World Stamps

Inside Linn’s: Finding information about famous stamp collectors

Apr 16, 2021, 9 AM
In Computers and Stamps in the May 3 issue of Linn’s Stamp News, William F. Sharpe travels the internet highways and byways to learn about noteworthy stamp collectors.

By Charles Snee

The May 3 issue of Linn’s Stamp News just landed on the presses and goes in the mail to subscribers Monday, April 19. And if you subscribe to Linn’s digital edition, you’re at the head of the line with early access Saturday, April 17. While you wait for your issue to arrive in your mailbox, enjoy these three brief glimpses of exclusive content available only to subscribers. 

Finding information about famous stamp collectors

When it comes to philatelic fame in the United States, Franklin D. Roosevelt ranks at the top of the list among numerous collectors. But as William F. Sharpe explains in Computers and Stamps, there are many other well-known collectors whose lives make for fascinating exploration. He directs readers to the National Postal Museum’s website, which lists 40 important collectors. Once there, you can click on the pictures to discover more about each individual. Sharpe draws attention to three collectors who have been commemorated on United States stamps. One of them is Charlie Chaplin. Can you name the other two? Other helpful internet resources mentioned by Sharpe include, and Stanley Gibbons’ website. Dig into the entire column to learn more about the hobby’s notable figures. There’s an amusing anecdote about Philipp von Ferrary that you won’t want to miss.

Marine One takes flight on 2007 Express Mail stamp

“Marine One is the official call sign used when the president of the United States is aboard the U.S. Marine Corps presidential helicopter,” writes Charles Snee in Dollar-Sign Stamps. Snee then introduces readers to the 2007 $16.25 Express Mail stamp picturing this well-known rotary wing aircraft. The stamp’s eye-catching design is based on a painting by respected aviation artist William S. Phillips. “The background on the stamp shows a landscape of Washington, D.C., and Arlington, Va. Visible are the Potomac River, Washington Monument, U.S. Capitol and National Mall. The Marine Corps Monument in Arlington can be seen in the foreground, just beneath the airborne Marine One,” Snee writes. In addition to picturing the $16.25 Marine One stamp, Snee features a registered cover franked with a single $16.25 Marine One stamp and two other issues that was sent in 2008 from Louisiana to Costa Rica. He also mentions an apparent plate flaw that was discovered eight months after stamp was issued. Read the column to learn more about it.
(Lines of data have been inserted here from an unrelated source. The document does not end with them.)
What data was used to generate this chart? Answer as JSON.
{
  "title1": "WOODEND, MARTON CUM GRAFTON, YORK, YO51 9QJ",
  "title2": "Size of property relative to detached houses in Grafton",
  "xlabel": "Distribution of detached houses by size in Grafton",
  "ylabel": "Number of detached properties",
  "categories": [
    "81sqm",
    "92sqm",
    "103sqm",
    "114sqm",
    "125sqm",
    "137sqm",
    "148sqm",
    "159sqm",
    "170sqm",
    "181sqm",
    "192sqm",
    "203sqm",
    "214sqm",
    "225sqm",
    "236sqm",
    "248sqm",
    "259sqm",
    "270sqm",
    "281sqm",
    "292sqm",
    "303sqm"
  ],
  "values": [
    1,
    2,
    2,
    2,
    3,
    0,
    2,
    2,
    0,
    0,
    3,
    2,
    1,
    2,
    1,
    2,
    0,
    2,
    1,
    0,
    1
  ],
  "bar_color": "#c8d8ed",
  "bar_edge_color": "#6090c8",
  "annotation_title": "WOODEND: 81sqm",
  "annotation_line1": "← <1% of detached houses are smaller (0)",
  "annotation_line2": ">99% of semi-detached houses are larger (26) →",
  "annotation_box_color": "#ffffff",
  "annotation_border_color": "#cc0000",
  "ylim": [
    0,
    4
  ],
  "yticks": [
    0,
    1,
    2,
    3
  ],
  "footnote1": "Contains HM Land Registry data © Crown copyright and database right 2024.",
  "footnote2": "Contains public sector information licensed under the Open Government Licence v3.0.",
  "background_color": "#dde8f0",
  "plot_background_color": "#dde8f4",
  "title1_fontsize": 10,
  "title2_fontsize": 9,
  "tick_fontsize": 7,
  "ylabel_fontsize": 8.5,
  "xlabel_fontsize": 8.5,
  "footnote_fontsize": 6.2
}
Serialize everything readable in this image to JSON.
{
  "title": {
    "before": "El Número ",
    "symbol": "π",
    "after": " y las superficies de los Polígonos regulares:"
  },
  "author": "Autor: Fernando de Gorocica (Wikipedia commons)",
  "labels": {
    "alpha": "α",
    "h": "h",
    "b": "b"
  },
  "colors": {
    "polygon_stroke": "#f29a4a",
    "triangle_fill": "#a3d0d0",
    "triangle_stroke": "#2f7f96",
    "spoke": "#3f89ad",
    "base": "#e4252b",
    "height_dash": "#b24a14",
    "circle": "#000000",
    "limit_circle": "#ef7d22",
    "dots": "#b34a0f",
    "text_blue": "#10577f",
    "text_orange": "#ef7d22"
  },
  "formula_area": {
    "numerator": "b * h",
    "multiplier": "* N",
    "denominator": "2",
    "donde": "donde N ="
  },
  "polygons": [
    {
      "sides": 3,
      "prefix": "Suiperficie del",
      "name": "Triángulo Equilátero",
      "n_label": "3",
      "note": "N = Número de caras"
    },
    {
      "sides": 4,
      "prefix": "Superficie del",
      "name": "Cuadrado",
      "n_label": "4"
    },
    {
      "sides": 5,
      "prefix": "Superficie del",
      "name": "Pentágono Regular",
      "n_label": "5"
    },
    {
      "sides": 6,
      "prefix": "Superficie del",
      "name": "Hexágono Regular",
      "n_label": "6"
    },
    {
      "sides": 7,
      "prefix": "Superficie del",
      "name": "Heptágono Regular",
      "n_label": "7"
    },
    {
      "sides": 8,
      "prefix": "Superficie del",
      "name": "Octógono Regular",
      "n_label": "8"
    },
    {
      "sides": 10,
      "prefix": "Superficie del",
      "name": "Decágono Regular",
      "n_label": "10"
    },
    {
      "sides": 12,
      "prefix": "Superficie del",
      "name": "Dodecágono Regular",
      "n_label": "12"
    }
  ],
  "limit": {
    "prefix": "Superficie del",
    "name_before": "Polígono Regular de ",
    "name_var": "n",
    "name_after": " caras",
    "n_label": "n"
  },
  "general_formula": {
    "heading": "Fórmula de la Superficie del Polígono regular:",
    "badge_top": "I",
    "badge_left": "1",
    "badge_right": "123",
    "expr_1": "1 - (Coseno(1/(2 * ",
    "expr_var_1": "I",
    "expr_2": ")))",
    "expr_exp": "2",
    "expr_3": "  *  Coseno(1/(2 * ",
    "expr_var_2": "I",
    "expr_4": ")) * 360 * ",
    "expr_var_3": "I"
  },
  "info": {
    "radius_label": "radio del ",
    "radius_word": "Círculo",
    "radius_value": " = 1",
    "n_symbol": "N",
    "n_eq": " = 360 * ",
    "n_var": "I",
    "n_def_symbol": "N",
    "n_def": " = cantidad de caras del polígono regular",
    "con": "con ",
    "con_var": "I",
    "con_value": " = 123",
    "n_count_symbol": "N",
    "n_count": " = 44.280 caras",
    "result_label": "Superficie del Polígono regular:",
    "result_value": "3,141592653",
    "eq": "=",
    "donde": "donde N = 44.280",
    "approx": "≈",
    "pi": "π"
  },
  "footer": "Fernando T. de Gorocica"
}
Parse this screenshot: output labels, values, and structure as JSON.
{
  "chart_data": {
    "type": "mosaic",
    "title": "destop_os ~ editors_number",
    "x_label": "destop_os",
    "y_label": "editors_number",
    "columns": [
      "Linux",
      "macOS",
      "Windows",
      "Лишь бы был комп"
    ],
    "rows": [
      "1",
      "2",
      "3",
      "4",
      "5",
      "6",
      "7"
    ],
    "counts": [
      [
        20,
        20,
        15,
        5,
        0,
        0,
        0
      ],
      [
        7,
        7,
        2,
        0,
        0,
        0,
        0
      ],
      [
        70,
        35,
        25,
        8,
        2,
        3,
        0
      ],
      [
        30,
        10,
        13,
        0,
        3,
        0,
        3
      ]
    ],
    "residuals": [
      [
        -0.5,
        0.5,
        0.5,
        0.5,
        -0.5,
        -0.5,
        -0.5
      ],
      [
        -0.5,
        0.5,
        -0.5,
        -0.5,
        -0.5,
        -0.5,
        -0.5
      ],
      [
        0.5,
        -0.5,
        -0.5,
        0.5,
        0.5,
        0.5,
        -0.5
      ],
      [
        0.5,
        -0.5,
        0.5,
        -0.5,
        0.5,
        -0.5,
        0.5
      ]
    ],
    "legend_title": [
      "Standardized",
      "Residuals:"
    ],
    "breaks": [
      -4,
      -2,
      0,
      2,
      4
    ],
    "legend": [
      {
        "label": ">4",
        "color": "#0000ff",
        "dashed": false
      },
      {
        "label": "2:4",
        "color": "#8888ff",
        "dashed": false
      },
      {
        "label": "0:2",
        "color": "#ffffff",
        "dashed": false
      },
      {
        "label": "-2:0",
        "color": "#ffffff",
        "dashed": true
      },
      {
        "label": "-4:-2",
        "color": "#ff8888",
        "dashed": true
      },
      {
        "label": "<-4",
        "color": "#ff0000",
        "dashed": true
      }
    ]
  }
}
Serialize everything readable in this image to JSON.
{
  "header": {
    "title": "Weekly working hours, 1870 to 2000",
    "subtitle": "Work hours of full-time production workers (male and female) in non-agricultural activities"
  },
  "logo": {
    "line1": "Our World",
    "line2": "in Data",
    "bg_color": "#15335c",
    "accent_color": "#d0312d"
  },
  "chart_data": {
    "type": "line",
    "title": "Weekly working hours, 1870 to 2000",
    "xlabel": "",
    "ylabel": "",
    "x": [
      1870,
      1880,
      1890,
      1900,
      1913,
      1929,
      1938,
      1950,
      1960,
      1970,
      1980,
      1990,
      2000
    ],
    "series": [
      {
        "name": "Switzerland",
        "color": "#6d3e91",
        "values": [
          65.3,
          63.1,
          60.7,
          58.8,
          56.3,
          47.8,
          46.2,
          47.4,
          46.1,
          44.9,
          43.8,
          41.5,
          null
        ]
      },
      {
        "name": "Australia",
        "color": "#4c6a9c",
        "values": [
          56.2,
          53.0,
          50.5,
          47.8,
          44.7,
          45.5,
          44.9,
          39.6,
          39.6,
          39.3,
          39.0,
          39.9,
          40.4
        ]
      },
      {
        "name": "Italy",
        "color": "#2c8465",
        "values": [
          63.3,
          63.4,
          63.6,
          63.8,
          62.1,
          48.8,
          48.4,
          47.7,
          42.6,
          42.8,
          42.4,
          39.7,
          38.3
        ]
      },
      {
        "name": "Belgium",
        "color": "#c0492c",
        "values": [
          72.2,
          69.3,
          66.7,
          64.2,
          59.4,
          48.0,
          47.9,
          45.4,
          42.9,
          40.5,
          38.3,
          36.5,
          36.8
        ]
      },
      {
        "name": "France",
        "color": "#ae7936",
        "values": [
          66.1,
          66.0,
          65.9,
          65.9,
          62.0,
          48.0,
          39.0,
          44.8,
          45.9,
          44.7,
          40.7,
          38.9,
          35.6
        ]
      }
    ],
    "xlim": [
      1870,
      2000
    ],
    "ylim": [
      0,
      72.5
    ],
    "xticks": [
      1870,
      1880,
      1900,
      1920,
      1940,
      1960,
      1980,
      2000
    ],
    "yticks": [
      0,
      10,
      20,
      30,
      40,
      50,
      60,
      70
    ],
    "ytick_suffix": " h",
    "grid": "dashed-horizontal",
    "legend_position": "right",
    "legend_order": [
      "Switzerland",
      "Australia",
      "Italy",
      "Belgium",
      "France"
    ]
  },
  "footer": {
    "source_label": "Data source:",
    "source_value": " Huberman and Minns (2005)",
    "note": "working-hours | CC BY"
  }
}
Kitchen Table Philately: 200 ‘unsearched’ off-paper stamps

In each weekly issue of Linn’s, either E. Rawolik VI or E. Rawolik VII dissects the contents of a stamp mixture offered to collectors. E. Rawolik is a pseudonym that is also the word “kiloware” (a stamp mixture) spelled backward. This week, E. Rawolik VI sifts through a mixture of worldwide stamps advertised as being “unsearched.” To expedite the review, Rawolik chose a sample of 40 stamps, one-fifth of the mixture. There were stamps from 30 countries, with the earliest stamp being issued in 1875 and the most recent in 2005. Included in the sample was an issue from Manama that was not listed in the Scott catalog. Rawolik treats this stamp “as an unlisted item with no catalog value.” He also highlights stamps from Norfolk Island Rwanda. Read the column to get the details. Overall Rawolik found much to like in the reviewed sample, stating that “it had a good variety of stamps from countries throughout the world.”